Para Chile, la noticia más relevante fue la confirmación de Santiago como la sede de la COP25 (en una fecha a definir, ya que la original “topa” con la APEC en nuestro país). Lo anterior representa una oportunidad histórica de liderazgo en este tema, y más allá del entusiasmo de quienes abogan por mostrar tal o cual avance de Chile, lo cierto es que hay varios temas críticos que relevar para que esta Cumbre represente un punto de inflexión en la trayectoria de descarbonización que la economía mundial requiere:

 Aumento de las metas de reducción de emisiones: el NDC de Chile (el compromiso de reducción de emisiones del país bajo el Acuerdo de París) está entre los más laxos del mundo. Si el mundo tomara nuestra referencia, la temperatura del planeta se estabilizaría sobre los 5ºC. Tanto la reforma del impuesto verde en el proyecto de modernización tributaria como la propuesta de ley de cambio climático deben aumentar la ambición de la mitigación climática del país, y ser explícitos en cómo esta “baja” a nivel de cada sector de actividad económica.

• El rol de la transparencia en la información: uno de los pocos temas donde EE.UU. tiene un rol relevante en las negociaciones climáticas es en asegurar que la calidad de la información de emisiones/reducciones de cada país asegure condiciones mínimas de transparencia y de evitar “doble conteo” de reducciones. Y ahí, Chile será un referente obligado para América Latina y el mundo en desarrollo, siguiendo, por ejemplo, su liderazgo en el caso forestal.

• El rol del sector privado: Chile exhibe en el tema de cambio climático gran coherencia de las políticas públicas de gobiernos de distinto signo, y una de esas manifestaciones ha sido el engagement activo del sector público con el sector privado, incluyendo por cierto a los representantes de la sociedad civil.
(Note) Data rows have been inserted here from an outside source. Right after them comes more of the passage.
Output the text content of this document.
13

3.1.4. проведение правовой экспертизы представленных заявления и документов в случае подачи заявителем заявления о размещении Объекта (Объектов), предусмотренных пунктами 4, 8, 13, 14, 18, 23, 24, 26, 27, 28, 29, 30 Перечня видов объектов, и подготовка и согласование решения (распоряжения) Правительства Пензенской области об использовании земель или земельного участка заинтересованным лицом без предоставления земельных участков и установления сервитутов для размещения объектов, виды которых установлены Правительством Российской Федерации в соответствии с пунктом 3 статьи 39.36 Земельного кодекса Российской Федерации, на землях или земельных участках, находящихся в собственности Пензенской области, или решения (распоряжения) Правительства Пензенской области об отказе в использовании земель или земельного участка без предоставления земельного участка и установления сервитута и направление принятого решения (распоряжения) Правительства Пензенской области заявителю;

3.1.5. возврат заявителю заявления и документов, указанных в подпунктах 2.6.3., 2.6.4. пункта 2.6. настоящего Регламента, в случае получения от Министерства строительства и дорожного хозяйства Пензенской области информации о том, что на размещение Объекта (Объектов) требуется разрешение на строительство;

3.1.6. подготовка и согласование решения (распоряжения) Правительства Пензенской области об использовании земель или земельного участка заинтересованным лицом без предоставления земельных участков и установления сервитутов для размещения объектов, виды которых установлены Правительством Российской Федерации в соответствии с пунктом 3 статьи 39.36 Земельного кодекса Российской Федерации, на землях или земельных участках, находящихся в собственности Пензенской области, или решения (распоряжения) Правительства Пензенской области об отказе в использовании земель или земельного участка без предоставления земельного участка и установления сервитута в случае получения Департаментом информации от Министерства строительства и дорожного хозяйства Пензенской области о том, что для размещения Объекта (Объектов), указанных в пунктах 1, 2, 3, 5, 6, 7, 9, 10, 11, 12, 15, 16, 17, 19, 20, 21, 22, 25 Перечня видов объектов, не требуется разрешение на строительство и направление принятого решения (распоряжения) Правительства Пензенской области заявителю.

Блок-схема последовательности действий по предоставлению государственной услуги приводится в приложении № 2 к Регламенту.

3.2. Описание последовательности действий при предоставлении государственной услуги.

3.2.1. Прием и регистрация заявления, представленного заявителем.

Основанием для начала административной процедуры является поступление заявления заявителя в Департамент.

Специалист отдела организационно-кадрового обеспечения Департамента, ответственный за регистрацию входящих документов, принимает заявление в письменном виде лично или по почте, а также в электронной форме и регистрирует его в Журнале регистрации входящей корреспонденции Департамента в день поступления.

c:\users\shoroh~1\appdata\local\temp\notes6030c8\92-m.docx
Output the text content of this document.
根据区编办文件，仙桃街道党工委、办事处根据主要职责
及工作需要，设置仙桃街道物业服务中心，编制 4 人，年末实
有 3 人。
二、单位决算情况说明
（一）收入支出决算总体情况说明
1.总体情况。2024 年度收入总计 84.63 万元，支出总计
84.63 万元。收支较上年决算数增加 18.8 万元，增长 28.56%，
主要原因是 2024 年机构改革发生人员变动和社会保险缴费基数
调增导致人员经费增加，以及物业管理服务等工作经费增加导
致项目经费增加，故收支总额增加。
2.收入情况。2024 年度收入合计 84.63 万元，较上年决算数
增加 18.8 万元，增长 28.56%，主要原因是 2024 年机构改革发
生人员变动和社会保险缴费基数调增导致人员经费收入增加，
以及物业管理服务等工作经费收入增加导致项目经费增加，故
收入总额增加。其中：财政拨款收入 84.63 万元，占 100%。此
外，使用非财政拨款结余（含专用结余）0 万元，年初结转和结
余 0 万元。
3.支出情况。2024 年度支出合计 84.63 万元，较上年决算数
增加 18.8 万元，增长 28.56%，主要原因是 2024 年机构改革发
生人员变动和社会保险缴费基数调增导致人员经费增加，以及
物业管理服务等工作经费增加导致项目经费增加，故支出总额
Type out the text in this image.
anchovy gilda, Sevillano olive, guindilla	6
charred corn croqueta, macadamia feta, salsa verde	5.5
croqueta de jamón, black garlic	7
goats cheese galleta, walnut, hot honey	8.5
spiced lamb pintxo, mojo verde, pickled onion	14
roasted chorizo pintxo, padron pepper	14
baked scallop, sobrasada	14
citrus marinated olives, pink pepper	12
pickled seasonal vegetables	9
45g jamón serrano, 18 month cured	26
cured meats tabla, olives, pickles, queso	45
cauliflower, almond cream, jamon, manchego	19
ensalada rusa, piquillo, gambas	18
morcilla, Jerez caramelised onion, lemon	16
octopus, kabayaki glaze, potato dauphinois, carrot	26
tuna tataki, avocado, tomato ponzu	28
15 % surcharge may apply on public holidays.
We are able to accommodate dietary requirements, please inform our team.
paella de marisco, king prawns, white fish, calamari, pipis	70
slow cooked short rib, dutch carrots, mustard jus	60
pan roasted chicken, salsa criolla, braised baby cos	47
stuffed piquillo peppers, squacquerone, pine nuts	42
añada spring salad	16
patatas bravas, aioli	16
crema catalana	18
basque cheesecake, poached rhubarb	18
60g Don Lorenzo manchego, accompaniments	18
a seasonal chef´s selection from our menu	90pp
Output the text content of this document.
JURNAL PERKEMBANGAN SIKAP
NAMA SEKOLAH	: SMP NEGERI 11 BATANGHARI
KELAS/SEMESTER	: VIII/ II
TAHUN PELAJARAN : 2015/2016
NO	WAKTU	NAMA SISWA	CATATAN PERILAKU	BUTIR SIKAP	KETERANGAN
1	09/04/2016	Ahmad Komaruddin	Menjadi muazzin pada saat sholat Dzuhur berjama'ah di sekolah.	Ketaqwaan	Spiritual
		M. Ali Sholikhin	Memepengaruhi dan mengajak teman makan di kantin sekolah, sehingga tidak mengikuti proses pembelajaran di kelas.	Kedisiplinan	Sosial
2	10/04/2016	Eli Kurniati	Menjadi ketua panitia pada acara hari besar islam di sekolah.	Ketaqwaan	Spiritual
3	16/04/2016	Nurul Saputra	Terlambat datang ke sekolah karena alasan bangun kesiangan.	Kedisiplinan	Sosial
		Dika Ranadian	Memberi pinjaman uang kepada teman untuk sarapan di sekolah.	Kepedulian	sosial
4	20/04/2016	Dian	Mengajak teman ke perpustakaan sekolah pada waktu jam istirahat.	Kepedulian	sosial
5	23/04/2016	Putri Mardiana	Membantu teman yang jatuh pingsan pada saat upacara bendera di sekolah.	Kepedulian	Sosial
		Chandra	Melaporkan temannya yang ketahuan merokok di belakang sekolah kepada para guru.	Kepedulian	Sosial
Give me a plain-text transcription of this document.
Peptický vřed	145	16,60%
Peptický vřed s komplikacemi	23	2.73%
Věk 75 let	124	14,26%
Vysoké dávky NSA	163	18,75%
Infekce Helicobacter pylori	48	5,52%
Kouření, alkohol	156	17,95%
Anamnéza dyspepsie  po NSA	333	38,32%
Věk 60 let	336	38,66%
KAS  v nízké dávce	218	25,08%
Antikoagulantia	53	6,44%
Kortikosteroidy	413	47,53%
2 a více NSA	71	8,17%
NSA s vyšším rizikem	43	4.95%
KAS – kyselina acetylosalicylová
A diferencia de las COP de Cancún y Lima (la de Buenos Aires está en la prehistoria de las negociaciones), aquí el involucramiento privado puede marcar la clave de cómo transformar una agenda altamente politizada en una donde los acuerdos encuentren “terreno fértil” en el sector que finalmente termina operacionalizando las reducciones requeridas.

• Diplomacia climática: es uno de los aspectos más complejos. Tradicionalmente, pero no necesariamente, las COP son presididas por los ministros de medio ambiente de los países, y en general, “sacar adelante” acuerdos en las Cumbres Climáticas demanda tonelaje político mayor (tal fue el caso del rol de Laurent Fabius, clave en el Acuerdo de París el 2015). Las críticas a Michał Kurtyka en Katowice representan más la regla que la excepción en pasadas COP. Lograr compromisos de las administraciones de Trump o Bolsonaro es más viable con sensibilidades políticas más afines a este gobierno, pero alcanzar acuerdos con 200 países de agendas diversas demanda equipos, expertise y liderazgo de primera línea.